AstraZeneca (DE, USA) and Medimmune (MD, USA), recently announced results from the ARCTIC trial in third-line non-small cell lung cancer (NSCLC).
The Phase III ARCTIC trial is a randomized, open label, multi-center trial to assess the efficacy and safety of the combination of Imfinzi ® (durvalumab) plus tremelimumab, in addition to Imfinzi and tremelimumab monotherapies, as opposed to standard-of-care chemotherapy (SoC) in patients with PDL1-low/negative NSCLC (sub-study B), and Imfinzi monotherapy versus SoC in patients with PDL1-high NSCLC (sub-study A).

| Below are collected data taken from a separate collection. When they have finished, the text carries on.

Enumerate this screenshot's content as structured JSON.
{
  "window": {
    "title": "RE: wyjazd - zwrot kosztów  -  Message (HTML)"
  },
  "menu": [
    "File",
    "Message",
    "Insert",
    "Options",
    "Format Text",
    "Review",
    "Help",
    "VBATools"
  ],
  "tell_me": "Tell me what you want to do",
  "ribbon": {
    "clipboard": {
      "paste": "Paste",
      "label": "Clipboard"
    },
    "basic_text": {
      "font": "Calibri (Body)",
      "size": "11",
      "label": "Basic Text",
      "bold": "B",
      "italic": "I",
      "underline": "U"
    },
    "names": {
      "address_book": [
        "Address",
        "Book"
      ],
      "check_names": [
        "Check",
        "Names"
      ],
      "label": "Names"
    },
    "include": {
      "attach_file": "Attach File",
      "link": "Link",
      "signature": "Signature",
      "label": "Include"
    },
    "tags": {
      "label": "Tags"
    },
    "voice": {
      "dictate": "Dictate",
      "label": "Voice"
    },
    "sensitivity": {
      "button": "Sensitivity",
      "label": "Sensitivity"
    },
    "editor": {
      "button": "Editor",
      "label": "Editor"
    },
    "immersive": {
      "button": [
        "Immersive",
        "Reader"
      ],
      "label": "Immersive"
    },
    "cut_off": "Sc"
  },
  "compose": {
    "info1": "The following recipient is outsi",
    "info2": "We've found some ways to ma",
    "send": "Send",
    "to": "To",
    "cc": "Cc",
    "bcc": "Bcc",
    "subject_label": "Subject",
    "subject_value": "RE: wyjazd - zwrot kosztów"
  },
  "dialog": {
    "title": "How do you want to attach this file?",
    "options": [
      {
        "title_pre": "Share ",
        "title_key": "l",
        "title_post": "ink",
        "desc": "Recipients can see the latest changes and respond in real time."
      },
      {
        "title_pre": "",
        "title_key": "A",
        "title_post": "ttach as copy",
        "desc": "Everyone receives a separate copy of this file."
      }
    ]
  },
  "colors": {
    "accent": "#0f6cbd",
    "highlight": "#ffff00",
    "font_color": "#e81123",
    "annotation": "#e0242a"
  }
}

AstraZeneca recently received approval from the US FDA for Imfinzi for the treatment of patients with unresectable, Stage III NSCLC whose disease has not progressed following concurrent platinum-based chemotherapy and radiation therapy. Imfinzi is a human monoclonal antibody that binds to PD-L 1, countering the tumors immune-evading tactics and releasing the inhibition of immune responses.
The combination of Imfinzi plus tremelimumab in sub-study B patients did not yield statistically-significant and clinically-meaningful improvements in progression-free survival and overall survival compared to SoC. Additionally, the activity and safety of monotherapy arms of sub-study B were consistent with prior published data.
Within sub-study A, Imfinzi monotherapy demonstrated a clinically-meaningful reduction in the risk of death compared to chemotherapy; however, sub-study A was not powered for statistical significance.
“While we are disappointed that the combination of Imfinzi plus tremelimumab did not result in a statistically-significant survival benefit in this heavily pre-treated patient population, we are encouraged by the activity of Imfinzi monotherapy observed in this trial and look forward to presenting the full data from the ARCTIC trial at an upcoming medical meeting,” concluded Executive Vice President, Global Medicines Development and Chief Medical Officer, Sean Bohen (AstraZeneca).